Maternal and delivery-related variables
The following maternal and delivery-related variables were determined: maternal age, prepregnancy BMI, ethnicity, mode of delivery, type of onset of labor (spontaneous or induction), oxytocin augmentation, gestational age, family history of type 2 diabetes, parity, present or previous GDM, previous fetal macrosomia, preeclampsia, maternal fever ≥ 38.0 °C, and smoking.

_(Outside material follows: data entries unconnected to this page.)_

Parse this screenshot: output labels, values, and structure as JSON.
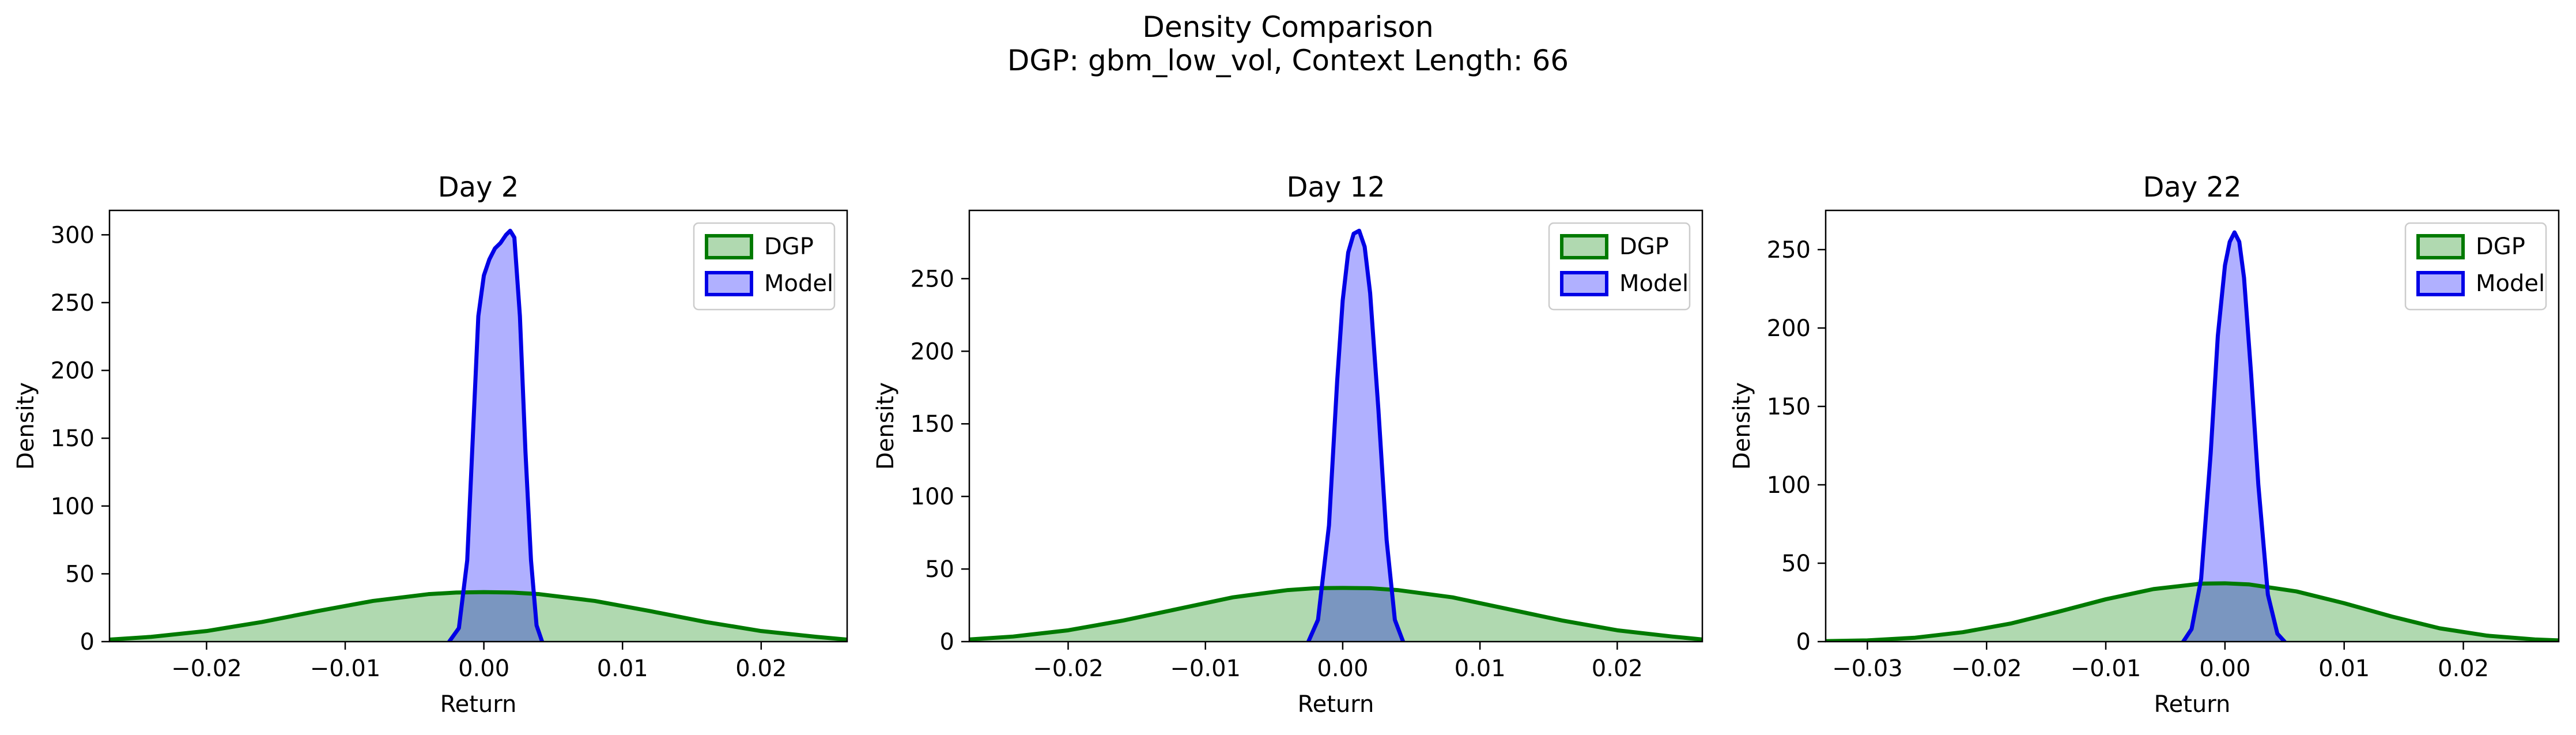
{
  "figure": {
    "title": "Density Comparison",
    "subtitle": "DGP: gbm_low_vol, Context Length: 66"
  },
  "colors": {
    "dgp_line": "#007a00",
    "dgp_fill": "#b0d9b0",
    "model_line": "#0000e6",
    "model_fill": "#b0b0ff",
    "overlap_fill": "#7a96c0"
  },
  "chart_data": [
    {
      "type": "area",
      "title": "Day 2",
      "xlabel": "Return",
      "ylabel": "Density",
      "xlim": [
        -0.027,
        0.0262
      ],
      "ylim": [
        0,
        318
      ],
      "xticks": [
        -0.02,
        -0.01,
        0.0,
        0.01,
        0.02
      ],
      "xtick_labels": [
        "−0.02",
        "−0.01",
        "0.00",
        "0.01",
        "0.02"
      ],
      "yticks": [
        0,
        50,
        100,
        150,
        200,
        250,
        300
      ],
      "ytick_labels": [
        "0",
        "50",
        "100",
        "150",
        "200",
        "250",
        "300"
      ],
      "grid": false,
      "legend": "top-right",
      "series": [
        {
          "name": "DGP",
          "x": [
            -0.027,
            -0.024,
            -0.02,
            -0.016,
            -0.012,
            -0.008,
            -0.004,
            -0.002,
            0.0,
            0.002,
            0.004,
            0.008,
            0.012,
            0.016,
            0.02,
            0.024,
            0.0262
          ],
          "y": [
            1.5,
            3.5,
            7.8,
            14.5,
            22.5,
            30.0,
            35.0,
            36.2,
            36.5,
            36.2,
            35.0,
            30.0,
            22.5,
            14.5,
            7.8,
            3.5,
            1.5
          ]
        },
        {
          "name": "Model",
          "x": [
            -0.0025,
            -0.0018,
            -0.0012,
            -0.0008,
            -0.0004,
            0.0,
            0.0004,
            0.0008,
            0.0012,
            0.0016,
            0.0019,
            0.0022,
            0.0026,
            0.003,
            0.0034,
            0.0038,
            0.0042
          ],
          "y": [
            0,
            10,
            60,
            150,
            240,
            270,
            282,
            290,
            294,
            300,
            303,
            298,
            240,
            140,
            60,
            12,
            0
          ]
        }
      ]
    },
    {
      "type": "area",
      "title": "Day 12",
      "xlabel": "Return",
      "ylabel": "Density",
      "xlim": [
        -0.0272,
        0.0262
      ],
      "ylim": [
        0,
        297
      ],
      "xticks": [
        -0.02,
        -0.01,
        0.0,
        0.01,
        0.02
      ],
      "xtick_labels": [
        "−0.02",
        "−0.01",
        "0.00",
        "0.01",
        "0.02"
      ],
      "yticks": [
        0,
        50,
        100,
        150,
        200,
        250
      ],
      "ytick_labels": [
        "0",
        "50",
        "100",
        "150",
        "200",
        "250"
      ],
      "grid": false,
      "legend": "top-right",
      "series": [
        {
          "name": "DGP",
          "x": [
            -0.0272,
            -0.024,
            -0.02,
            -0.016,
            -0.012,
            -0.008,
            -0.004,
            -0.002,
            0.0,
            0.002,
            0.004,
            0.008,
            0.012,
            0.016,
            0.02,
            0.024,
            0.0262
          ],
          "y": [
            1.5,
            3.5,
            7.8,
            14.5,
            22.5,
            30.5,
            35.5,
            36.8,
            37.0,
            36.8,
            35.5,
            30.5,
            22.5,
            14.5,
            7.8,
            3.5,
            1.5
          ]
        },
        {
          "name": "Model",
          "x": [
            -0.0025,
            -0.0018,
            -0.001,
            -0.0004,
            0.0,
            0.0004,
            0.0008,
            0.0012,
            0.0016,
            0.002,
            0.0026,
            0.0032,
            0.0038,
            0.0044
          ],
          "y": [
            0,
            15,
            80,
            180,
            235,
            268,
            281,
            283,
            272,
            240,
            160,
            70,
            15,
            0
          ]
        }
      ]
    },
    {
      "type": "area",
      "title": "Day 22",
      "xlabel": "Return",
      "ylabel": "Density",
      "xlim": [
        -0.0335,
        0.028
      ],
      "ylim": [
        0,
        275
      ],
      "xticks": [
        -0.03,
        -0.02,
        -0.01,
        0.0,
        0.01,
        0.02
      ],
      "xtick_labels": [
        "−0.03",
        "−0.02",
        "−0.01",
        "0.00",
        "0.01",
        "0.02"
      ],
      "yticks": [
        0,
        50,
        100,
        150,
        200,
        250
      ],
      "ytick_labels": [
        "0",
        "50",
        "100",
        "150",
        "200",
        "250"
      ],
      "grid": false,
      "legend": "top-right",
      "series": [
        {
          "name": "DGP",
          "x": [
            -0.0335,
            -0.03,
            -0.026,
            -0.022,
            -0.018,
            -0.014,
            -0.01,
            -0.006,
            -0.002,
            0.0,
            0.002,
            0.006,
            0.01,
            0.014,
            0.018,
            0.022,
            0.026,
            0.028
          ],
          "y": [
            0.3,
            0.8,
            2.5,
            6.0,
            11.5,
            19.0,
            27.0,
            33.5,
            37.0,
            37.2,
            36.5,
            32.0,
            24.5,
            16.0,
            8.5,
            3.8,
            1.4,
            0.8
          ]
        },
        {
          "name": "Model",
          "x": [
            -0.0035,
            -0.0028,
            -0.002,
            -0.0012,
            -0.0006,
            0.0,
            0.0004,
            0.0008,
            0.0012,
            0.0016,
            0.0022,
            0.0028,
            0.0036,
            0.0044,
            0.005
          ],
          "y": [
            0,
            8,
            40,
            120,
            195,
            240,
            255,
            261,
            255,
            232,
            170,
            100,
            30,
            5,
            0
          ]
        }
      ]
    }
  ]
}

Fetal and neonatal variables
The following fetal and neonatal variables were determined: gestational age at delivery, fetal sex, birth weight z-score, umbilical artery (UA) pH, base excess (BE), and pO2, Apgar scores at 1 and 5 min, need for intubation and resuscitation, neonatal intensive care unit (NICU) admission, and neonatal encephalopathy. According to the hospital`s general practice, UA blood was routinely collected from a double-clamped cord for pH and blood gas analyses in all childbirths. Fetal asphyxia was defined as UA pH < 7.10 and/or UA BE < -12.0 meq/L and/or 5-min Apgar scores < 7 [16, 17]. Neonatal respiratory distress was defined as the need for continuous positive airway pressure (CPAP) delivered using a T-piece-based infant resuscitator Neopuff® (Fisher & Paykel Healthcare Limited, Auckland, New Zealand) and/or intubation.

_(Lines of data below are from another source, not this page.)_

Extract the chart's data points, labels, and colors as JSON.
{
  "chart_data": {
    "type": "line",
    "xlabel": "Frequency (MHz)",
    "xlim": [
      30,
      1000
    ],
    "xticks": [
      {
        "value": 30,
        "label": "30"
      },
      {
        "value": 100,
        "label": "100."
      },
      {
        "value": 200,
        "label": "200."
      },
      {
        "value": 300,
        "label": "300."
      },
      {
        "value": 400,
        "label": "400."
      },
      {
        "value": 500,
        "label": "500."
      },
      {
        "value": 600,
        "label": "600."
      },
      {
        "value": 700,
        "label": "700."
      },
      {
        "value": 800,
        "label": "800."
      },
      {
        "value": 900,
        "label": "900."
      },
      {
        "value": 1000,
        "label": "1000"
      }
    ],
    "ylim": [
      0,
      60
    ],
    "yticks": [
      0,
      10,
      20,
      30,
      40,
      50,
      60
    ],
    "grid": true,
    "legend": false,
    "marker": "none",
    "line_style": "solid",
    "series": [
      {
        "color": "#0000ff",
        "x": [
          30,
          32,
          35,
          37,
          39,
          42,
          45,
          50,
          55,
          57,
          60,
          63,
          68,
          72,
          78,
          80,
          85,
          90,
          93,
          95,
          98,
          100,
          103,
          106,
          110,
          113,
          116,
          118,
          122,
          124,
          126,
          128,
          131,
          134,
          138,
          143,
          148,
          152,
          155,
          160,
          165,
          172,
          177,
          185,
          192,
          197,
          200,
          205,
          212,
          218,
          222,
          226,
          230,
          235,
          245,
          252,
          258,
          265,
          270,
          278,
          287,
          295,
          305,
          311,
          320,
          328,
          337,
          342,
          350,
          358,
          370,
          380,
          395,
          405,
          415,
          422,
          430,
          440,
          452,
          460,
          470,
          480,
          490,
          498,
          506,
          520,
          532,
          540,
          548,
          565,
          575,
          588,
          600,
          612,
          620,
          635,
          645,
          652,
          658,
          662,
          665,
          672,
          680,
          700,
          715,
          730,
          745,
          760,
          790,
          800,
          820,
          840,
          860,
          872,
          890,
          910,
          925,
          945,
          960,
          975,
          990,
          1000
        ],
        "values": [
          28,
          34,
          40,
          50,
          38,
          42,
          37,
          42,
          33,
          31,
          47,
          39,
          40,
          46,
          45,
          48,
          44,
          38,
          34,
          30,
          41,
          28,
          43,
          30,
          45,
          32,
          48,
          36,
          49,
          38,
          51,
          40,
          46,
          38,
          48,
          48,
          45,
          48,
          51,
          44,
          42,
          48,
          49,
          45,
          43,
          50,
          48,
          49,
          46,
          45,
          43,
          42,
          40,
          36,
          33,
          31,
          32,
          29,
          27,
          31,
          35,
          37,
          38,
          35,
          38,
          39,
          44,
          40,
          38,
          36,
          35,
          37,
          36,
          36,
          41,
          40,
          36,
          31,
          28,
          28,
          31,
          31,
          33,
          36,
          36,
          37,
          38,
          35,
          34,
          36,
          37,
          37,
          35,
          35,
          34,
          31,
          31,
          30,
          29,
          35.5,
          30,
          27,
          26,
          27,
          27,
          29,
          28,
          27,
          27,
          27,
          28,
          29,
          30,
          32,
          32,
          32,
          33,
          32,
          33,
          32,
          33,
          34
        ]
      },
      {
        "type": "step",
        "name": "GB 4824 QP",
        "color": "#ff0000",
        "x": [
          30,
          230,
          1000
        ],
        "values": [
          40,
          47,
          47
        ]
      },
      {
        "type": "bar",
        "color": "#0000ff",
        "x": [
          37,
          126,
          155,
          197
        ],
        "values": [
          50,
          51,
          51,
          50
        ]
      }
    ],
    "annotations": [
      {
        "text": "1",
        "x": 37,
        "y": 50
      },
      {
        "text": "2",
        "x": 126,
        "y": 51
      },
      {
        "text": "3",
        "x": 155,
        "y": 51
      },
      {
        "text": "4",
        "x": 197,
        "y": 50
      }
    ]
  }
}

We analyzed continuous variables by Analysis of variance (ANOVA), Kruskal–Wallis test and Mann–Whitney U-test. Pearson`s Chi-square and Fisher's Exact Probability test were used for categorical variables. All tests were two-sided. Values of P < 0.05 were considered statistically significant.

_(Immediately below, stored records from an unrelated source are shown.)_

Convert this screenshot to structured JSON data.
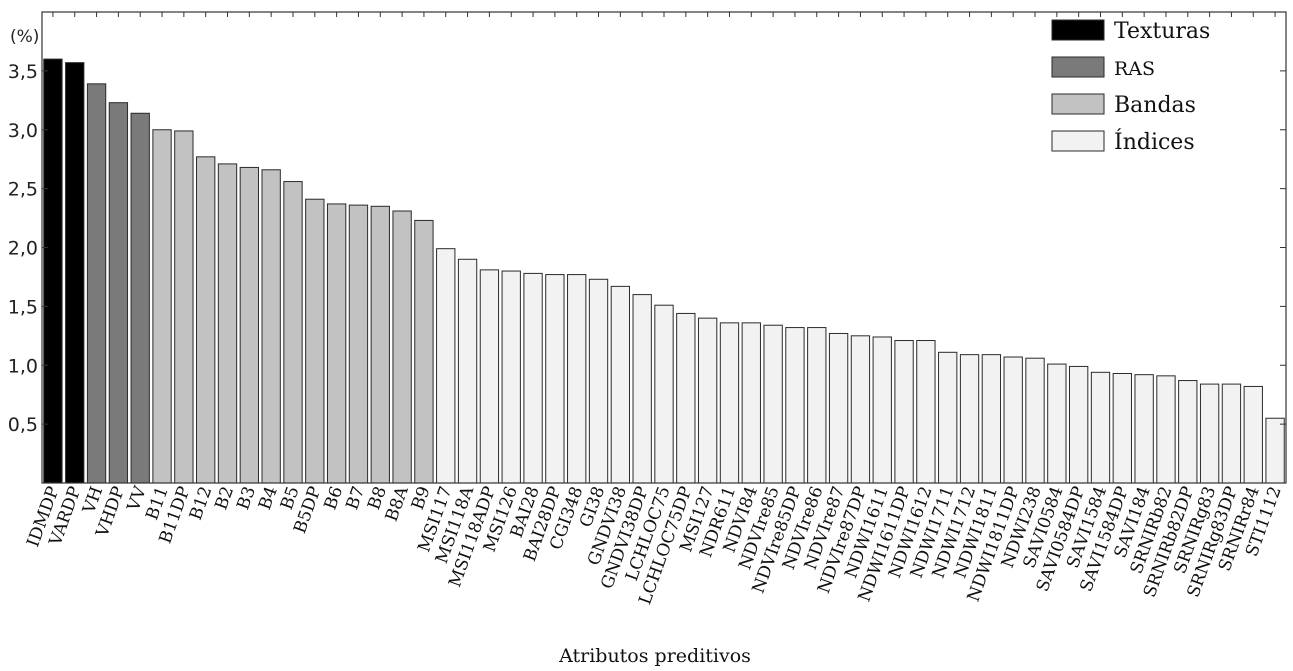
{
  "chart_data": {
    "type": "bar",
    "title": "",
    "xlabel": "Atributos preditivos",
    "ylabel": "(%)",
    "ylim": [
      0,
      4.0
    ],
    "yticks": [
      "0,5",
      "1,0",
      "1,5",
      "2,0",
      "2,5",
      "3,0",
      "3,5"
    ],
    "ytick_values": [
      0.5,
      1.0,
      1.5,
      2.0,
      2.5,
      3.0,
      3.5
    ],
    "grid": false,
    "legend_position": "top-right",
    "groups": [
      {
        "name": "Texturas",
        "color": "#000000"
      },
      {
        "name": "RAS",
        "color": "#7a7a7a"
      },
      {
        "name": "Bandas",
        "color": "#c2c2c2"
      },
      {
        "name": "Índices",
        "color": "#f2f2f2"
      }
    ],
    "categories": [
      "IDMDP",
      "VARDP",
      "VH",
      "VHDP",
      "VV",
      "B11",
      "B11DP",
      "B12",
      "B2",
      "B3",
      "B4",
      "B5",
      "B5DP",
      "B6",
      "B7",
      "B8",
      "B8A",
      "B9",
      "MSI117",
      "MSI118A",
      "MSI118ADP",
      "MSI126",
      "BAI28",
      "BAI28DP",
      "CGI348",
      "GI38",
      "GNDVI38",
      "GNDVI38DP",
      "LCHLOC75",
      "LCHLOC75DP",
      "MSI127",
      "NDR611",
      "NDVI84",
      "NDVIre85",
      "NDVIre85DP",
      "NDVIre86",
      "NDVIre87",
      "NDVIre87DP",
      "NDWI1611",
      "NDWI1611DP",
      "NDWI1612",
      "NDWI1711",
      "NDWI1712",
      "NDWI1811",
      "NDWI1811DP",
      "NDWI238",
      "SAVI0584",
      "SAVI0584DP",
      "SAVI1584",
      "SAVI1584DP",
      "SAVI184",
      "SRNIRb82",
      "SRNIRb82DP",
      "SRNIRg83",
      "SRNIRg83DP",
      "SRNIRr84",
      "STI1112"
    ],
    "values": [
      3.6,
      3.57,
      3.39,
      3.23,
      3.14,
      3.0,
      2.99,
      2.77,
      2.71,
      2.68,
      2.66,
      2.56,
      2.41,
      2.37,
      2.36,
      2.35,
      2.31,
      2.23,
      1.99,
      1.9,
      1.81,
      1.8,
      1.78,
      1.77,
      1.77,
      1.73,
      1.67,
      1.6,
      1.51,
      1.44,
      1.4,
      1.36,
      1.36,
      1.34,
      1.32,
      1.32,
      1.27,
      1.25,
      1.24,
      1.21,
      1.21,
      1.11,
      1.09,
      1.09,
      1.07,
      1.06,
      1.01,
      0.99,
      0.94,
      0.93,
      0.92,
      0.91,
      0.87,
      0.84,
      0.84,
      0.82,
      0.55
    ],
    "group_index": [
      0,
      0,
      1,
      1,
      1,
      2,
      2,
      2,
      2,
      2,
      2,
      2,
      2,
      2,
      2,
      2,
      2,
      2,
      3,
      3,
      3,
      3,
      3,
      3,
      3,
      3,
      3,
      3,
      3,
      3,
      3,
      3,
      3,
      3,
      3,
      3,
      3,
      3,
      3,
      3,
      3,
      3,
      3,
      3,
      3,
      3,
      3,
      3,
      3,
      3,
      3,
      3,
      3,
      3,
      3,
      3,
      3
    ]
  }
}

Logistic regression analysis was used to evaluate whether GDM was associated with hypoxia-related CTG changes when the models included parity, type of onset of labor (spontaneous or induction), oxytocin augmentation, obesity (prepregnancy BMI ≥ 30.0 kg/m2), gestational age at delivery (preterm < 37 weeks, term, or postterm ≥ 42 weeks of gestation), maternal age ≥ 35 years, preeclampsia, maternal fever ≥ 38.0 °C, smoking, fetal sex, and fetal macrosomia (birthweight z-score > 2.0 SD-units). The logistic regression analysis was performed by R version 3.6.0 and the odds ratios (OR) and 95% confidence intervals (CI) were estimated by fitting logistic regression models.